Pakistani parasitologist and helminthologist

Fatima Mujib Bilqees (دانشمند فاطمہ مجیب بلقیس) was a Pakistani scientist, who specialised in parasitology, particularly helminthology.

== Early life ==
Bilqees was born on February 10, 1936. She did her PhD in Parasitology from University of Toronto in 1966. She did her higher doctorate (Sc.D) from the Unites States and D.Sc from University of Karachi in 1979. She was also a diploma holder of World Cultural Council, Germany.

== Career ==
Bilqees began her career as a scientist by publishing scientific articles in Urdu language, She published more than 75 scientific articles in this language. She also published more than 500 research papers in the English language as well as multiple books.

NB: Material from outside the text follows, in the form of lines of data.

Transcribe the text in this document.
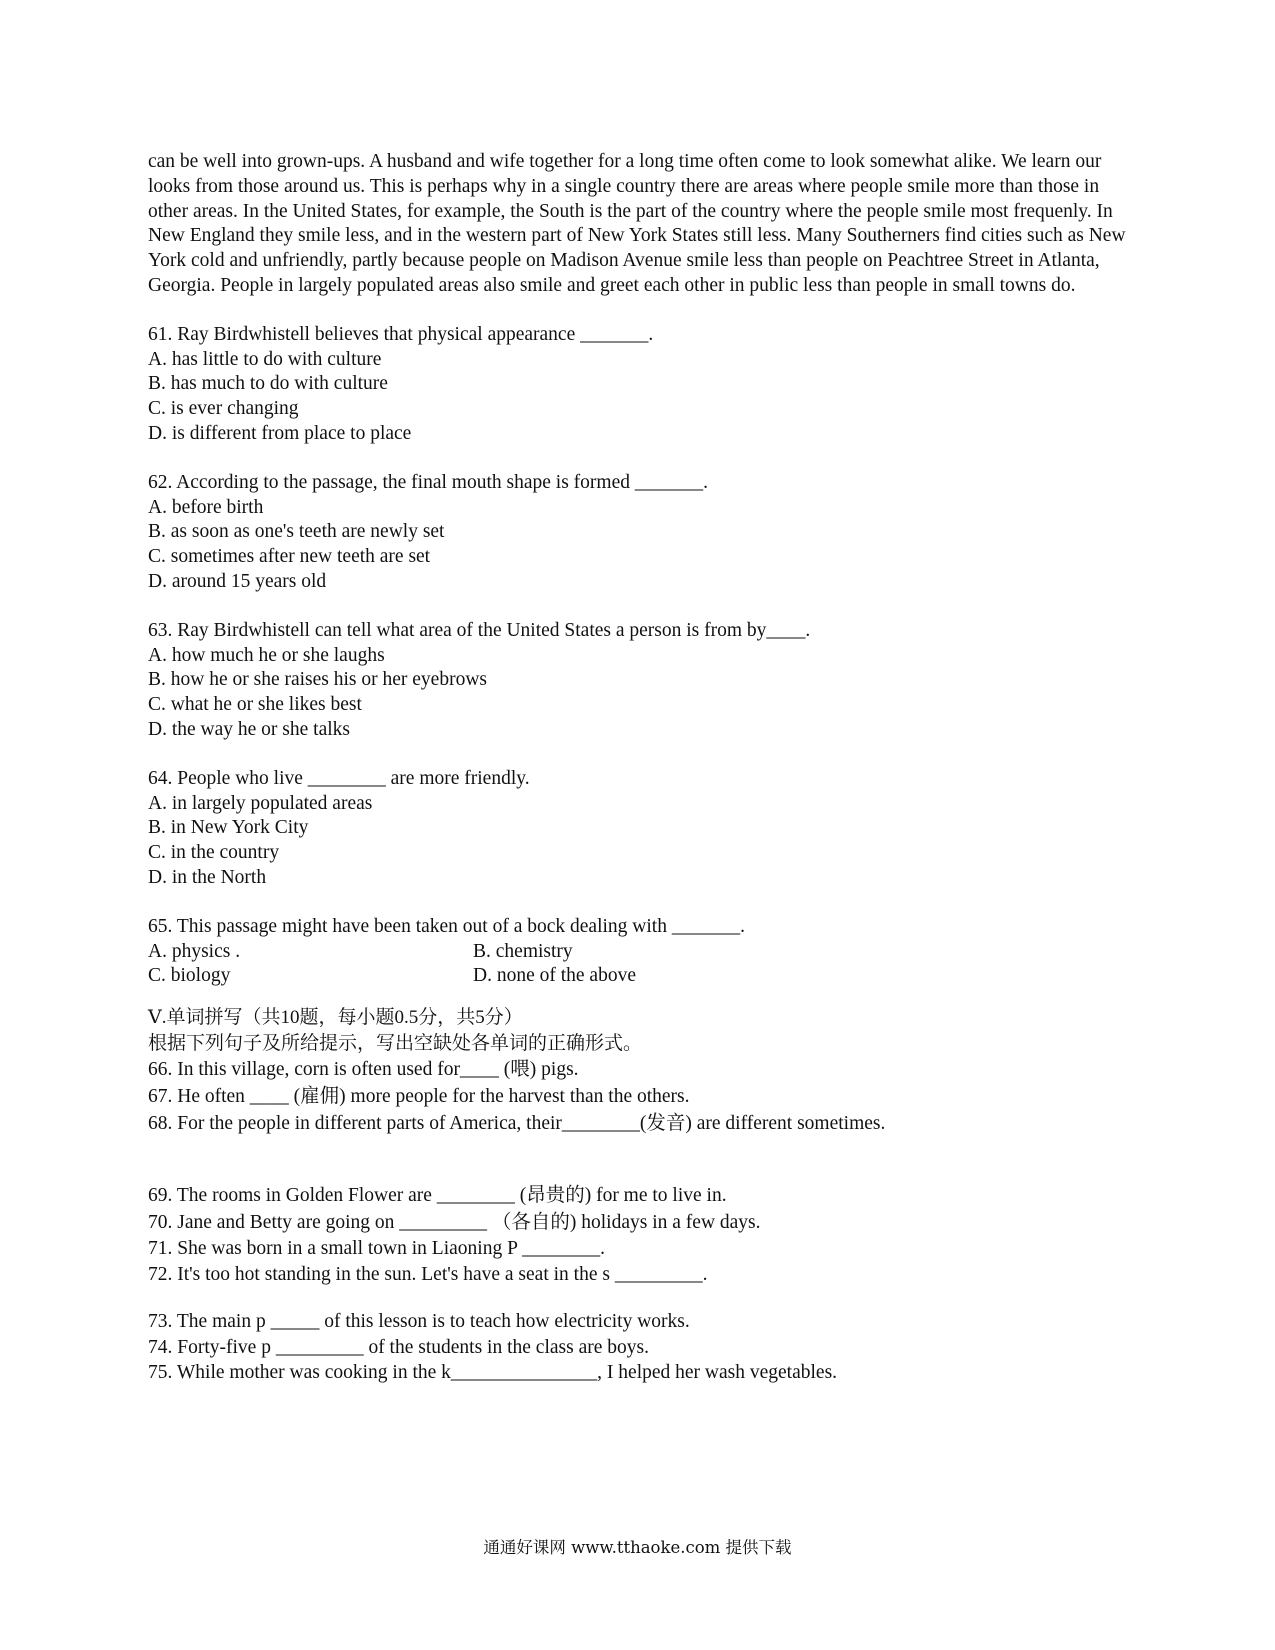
can be well into grown-ups. A husband and wife together for a long time often come to look somewhat alike. We learn our looks from those around us. This is perhaps why in a single country there are areas where people smile more than those in other areas. In the United States, for example, the South is the part of the country where the people smile most frequenly. In New England they smile less, and in the western part of New York States still less. Many Southerners find cities such as New York cold and unfriendly, partly because people on Madison Avenue smile less than people on Peachtree Street in Atlanta, Georgia. People in largely populated areas also smile and greet each other in public less than people in small towns do.

61. Ray Birdwhistell believes that physical appearance _______.
A. has little to do with culture
B. has much to do with culture
C. is ever changing
D. is different from place to place
62. According to the passage, the final mouth shape is formed _______.
A. before birth
B. as soon as one's teeth are newly set
C. sometimes after new teeth are set
D. around 15 years old
63. Ray Birdwhistell can tell what area of the United States a person is from by____.
A. how much he or she laughs
B. how he or she raises his or her eyebrows
C. what he or she likes best
D. the way he or she talks
64. People who live ________ are more friendly.
A. in largely populated areas
B. in New York City
C. in the country
D. in the North
65. This passage might have been taken out of a bock dealing with _______.
A. physics .	B. chemistry
C. biology	D. none of the above
Ⅴ.单词拼写（共10题，每小题0.5分，共5分）
根据下列句子及所给提示，写出空缺处各单词的正确形式。
66. In this village, corn is often used for____ (喂) pigs.
67. He often ____ (雇佣) more people for the harvest than the others.
68. For the people in different parts of America, their________(发音) are different sometimes.
69. The rooms in Golden Flower are ________ (昂贵的) for me to live in.
70. Jane and Betty are going on _________ （各自的) holidays in a few days.
71. She was born in a small town in Liaoning P ________.
72. It's too hot standing in the sun. Let's have a seat in the s _________.
73. The main p _____ of this lesson is to teach how electricity works.
74. Forty-five p _________ of the students in the class are boys.
75. While mother was cooking in the k_______________, I helped her wash vegetables.
通通好课网 www.tthaoke.com 提供下载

She initiated the Pakistan Journal of Parasitology in 1985, which publishes international research work in the field. This journal is published twice a year covering research papers, review articles and bibliographies on all aspects of parasitic groups.

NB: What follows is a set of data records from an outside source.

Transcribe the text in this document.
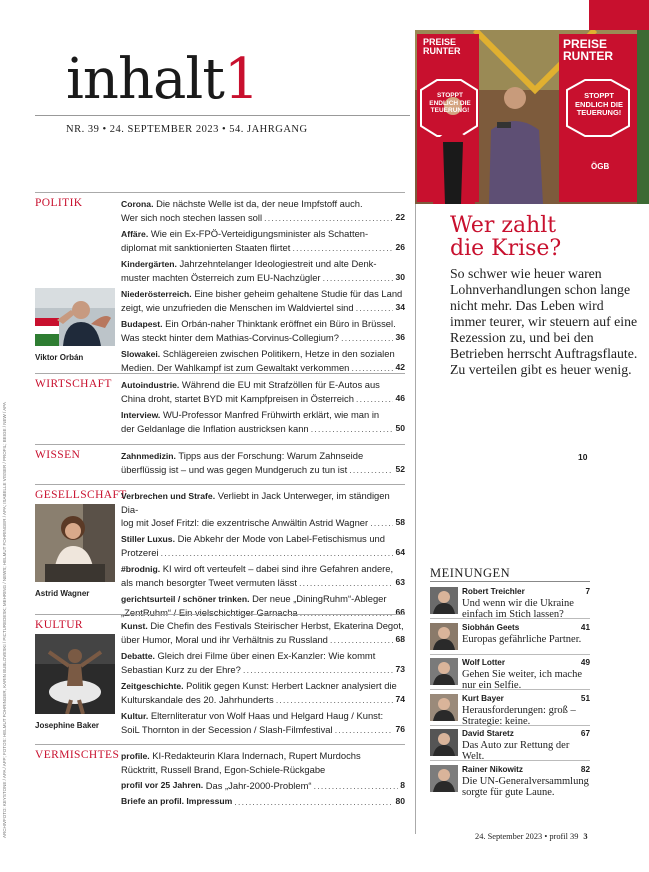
inhalt1
NR. 39 • 24. SEPTEMBER 2023 • 54. JAHRGANG
POLITIK	Corona. Die nächste Welle ist da, der neue Impfstoff auch.
Wer sich noch stechen lassen soll .....	22
Affäre. Wie ein Ex-FPÖ-Verteidigungsminister als Schatten-
diplomat mit sanktionierten Staaten flirtet .....	26
Kindergärten. Jahrzehntelanger Ideologiestreit und alte Denk-
muster machten Österreich zum EU-Nachzügler .....	30
Niederösterreich. Eine bisher geheim gehaltene Studie für das Land
zeigt, wie unzufrieden die Menschen im Waldviertel sind .....	34
Budapest. Ein Orbán-naher Thinktank eröffnet ein Büro in Brüssel.
Was steckt hinter dem Mathias-Corvinus-Collegium? .....	36
Slowakei. Schlägereien zwischen Politikern, Hetze in den sozialen
Medien. Der Wahlkampf ist zum Gewaltakt verkommen .....	42
Viktor Orbán
WIRTSCHAFT Autoindustrie. Während die EU mit Strafzöllen für E-Autos aus
China droht, startet BYD mit Kampfpreisen in Österreich .....	46
Interview. WU-Professor Manfred Frühwirth erklärt, wie man in
der Geldanlage die Inflation austricksen kann .....	50
WISSEN	Zahnmedizin. Tipps aus der Forschung: Warum Zahnseide
überflüssig ist – und was gegen Mundgeruch zu tun ist .....	52
GESELLSCHAFT
Verbrechen und Strafe. Verliebt in Jack Unterweger, im ständigen Dia-
log mit Josef Fritzl: die exzentrische Anwältin Astrid Wagner .....	58
Stiller Luxus. Die Abkehr der Mode von Label-Fetischismus und
Protzerei .....	64
#brodnig. KI wird oft verteufelt – dabei sind ihre Gefahren andere,
als manch besorgter Tweet vermuten lässt .....	63
gerichtsurteil / schöner trinken. Der neue „DiningRuhm“-Ableger
„ZentRuhm“ / Ein vielschichtiger Garnacha .....	66
Astrid Wagner
KULTUR	Kunst. Die Chefin des Festivals Steirischer Herbst, Ekaterina Degot,
über Humor, Moral und ihr Verhältnis zu Russland .....	68
Debatte. Gleich drei Filme über einen Ex-Kanzler: Wie kommt
Sebastian Kurz zu der Ehre? .....	73
Zeitgeschichte. Politik gegen Kunst: Herbert Lackner analysiert die
Kulturskandale des 20. Jahrhunderts .....	74
Kultur. Elternliteratur von Wolf Haas und Helgard Haug / Kunst:
SoiL Thornton in der Secession / Slash-Filmfestival .....	76
Josephine Baker
VERMISCHTES profile. KI-Redakteurin Klara Indernach, Rupert Murdochs
Rücktritt, Russell Brand, Egon-Schiele-Rückgabe
profil vor 25 Jahren.
Das „Jahr-2000-Problem“ .....	8
Briefe an profil. Impressum .....	80
PREISE RUNTER	PREISE RUNTER
STOPPT ENDLICH DIE TEUERUNG!
STOPPT ENDLICH DIE TEUERUNG!
ÖGB
Wer zahlt
die Krise?
So schwer wie heuer waren Lohnverhandlungen schon lange nicht mehr. Das Leben wird immer teurer, wir steuern auf eine Rezession zu, und bei den Betrieben herrscht Auftragsflaute. Zu verteilen gibt es heuer wenig.
10
MEINUNGEN
Robert Treichler	7
Und wenn wir die Ukraine einfach im Stich lassen?
Siobhán Geets	41
Europas gefährliche Partner.
Wolf Lotter	49
Gehen Sie weiter, ich mache nur ein Selfie.
Kurt Bayer	51
Herausforderungen: groß – Strategie: keine.
David Staretz	67
Das Auto zur Rettung der Welt.
Rainer Nikowitz	82
Die UN-Generalversammlung sorgte für gute Laune.
24. September 2023 • profil 39 3
ARCHIVFOTO: KEYSTONE / APA / AFP; FOTOS: HELMUT FOHRINGER, KARIN BUBLOVESKI / PICTUREDESK; MEHRING / NEWS; HELMUT FOHRINGER / APA; ISABELLE VISSER / PROFIL; BEIGE / NEW / APA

She was also a member of various academic societies such as Helminthological Society of Washington and Organization for Women in Science for the Developing World. She also served as 'Vice-President (South)' in Zoological society of Pakistan.

== Personal life ==
Bilqees had two daughters.

She died on February 7, 2016, at the age of 79.

== Legacy ==
Almost 1000 worms have been discovered by her and 40 new species have been named after her. She also has a place on wall of doctoral faculty in many universities because she supervised doctoral research programs in many including University of Baluchistan, Jinnah University for Women, Federal Urdu University and Sindh University.

== Awards ==
Bilqees won the following major awards for her academic work:

- Life Time Achievement Award by Zoological Society of Pakistan in recognition of her life long research contributions in the field of Parasitology
- Shield for Scientific Contribution in Plant Nematology by Karachi University
- Nishan-e-Azmat-e-Ilm by Karachi University
- Gold medal from the Pakistan Academy of Sciences in recognition of her research contributions in Zoology
- Women scientist award from the President of Pakistan.